La causa de la guerra: "Ya no hay Pirineos"

El conflicto en las aguas del Peñón pone de manifiesto algo que ocurrió hace siglos pero que hoy recobra plena actualidad: el tratado de Utrecht.

Para marcar la nueva época que se iniciaba en Europa, se usan las célebres frases: "Qué alegría. Ya no hay Pirineos. Se han hundido y nosotros formamos una sola nación". Su autoría no está clara. Según el diplomático Miguel Ángel Ochoa, la pudo pronunciar en el acto acatamiento al nuevo rey celebrado en Versalles el 16 de noviembre de 1700 uno de estos dos personajes: Luis XIV o el embajador español, el catalán Manuel de Sentmenat, marqués de Castelldosríus.
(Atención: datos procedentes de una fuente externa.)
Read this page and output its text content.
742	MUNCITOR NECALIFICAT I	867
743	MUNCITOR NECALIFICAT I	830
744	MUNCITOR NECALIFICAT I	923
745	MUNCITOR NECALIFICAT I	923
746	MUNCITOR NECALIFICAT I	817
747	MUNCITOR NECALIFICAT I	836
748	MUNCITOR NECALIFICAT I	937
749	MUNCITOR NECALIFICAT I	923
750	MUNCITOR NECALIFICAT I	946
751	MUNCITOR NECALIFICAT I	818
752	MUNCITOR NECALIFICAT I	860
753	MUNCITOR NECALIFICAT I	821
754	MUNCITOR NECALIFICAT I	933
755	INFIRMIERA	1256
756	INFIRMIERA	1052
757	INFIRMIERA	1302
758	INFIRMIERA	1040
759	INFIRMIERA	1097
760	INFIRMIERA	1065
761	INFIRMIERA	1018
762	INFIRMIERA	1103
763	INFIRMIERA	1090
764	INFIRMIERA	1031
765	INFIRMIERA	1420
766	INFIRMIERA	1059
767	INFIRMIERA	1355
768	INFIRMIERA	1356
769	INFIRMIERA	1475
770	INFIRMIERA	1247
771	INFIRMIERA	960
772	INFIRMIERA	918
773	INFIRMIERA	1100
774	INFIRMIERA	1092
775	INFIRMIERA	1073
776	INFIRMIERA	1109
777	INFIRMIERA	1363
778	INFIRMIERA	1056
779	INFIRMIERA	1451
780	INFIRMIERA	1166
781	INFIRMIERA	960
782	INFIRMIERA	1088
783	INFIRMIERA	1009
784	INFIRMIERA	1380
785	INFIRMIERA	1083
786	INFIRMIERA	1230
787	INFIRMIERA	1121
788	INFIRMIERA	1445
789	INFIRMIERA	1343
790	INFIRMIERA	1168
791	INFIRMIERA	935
En Viena se proclamó como rey de España al archiduque Carlos, pero las demás cortes reconocieron a Felipe V. El consenso lo rompió Luis XIV cuando empezó a actuar como lo llevaba haciendo todo su reinado: avasallando los tratados y las soberanías. Obtuvo para Francia el asiento de negros en las Indias, es decir, el tráfico de esclavos, y otras concesiones comerciales; colocó guarniciones francesas en los Países Bajos españoles, amenazando a Holanda; y mantuvo los derechos del joven Felipe V (nacido en 1683) a la corona de Francia, mediante un pronunciamiento del Parlamento de París en febrero de 1701, por lo que podía ocurrir que ambos reinos se uniesen en uno.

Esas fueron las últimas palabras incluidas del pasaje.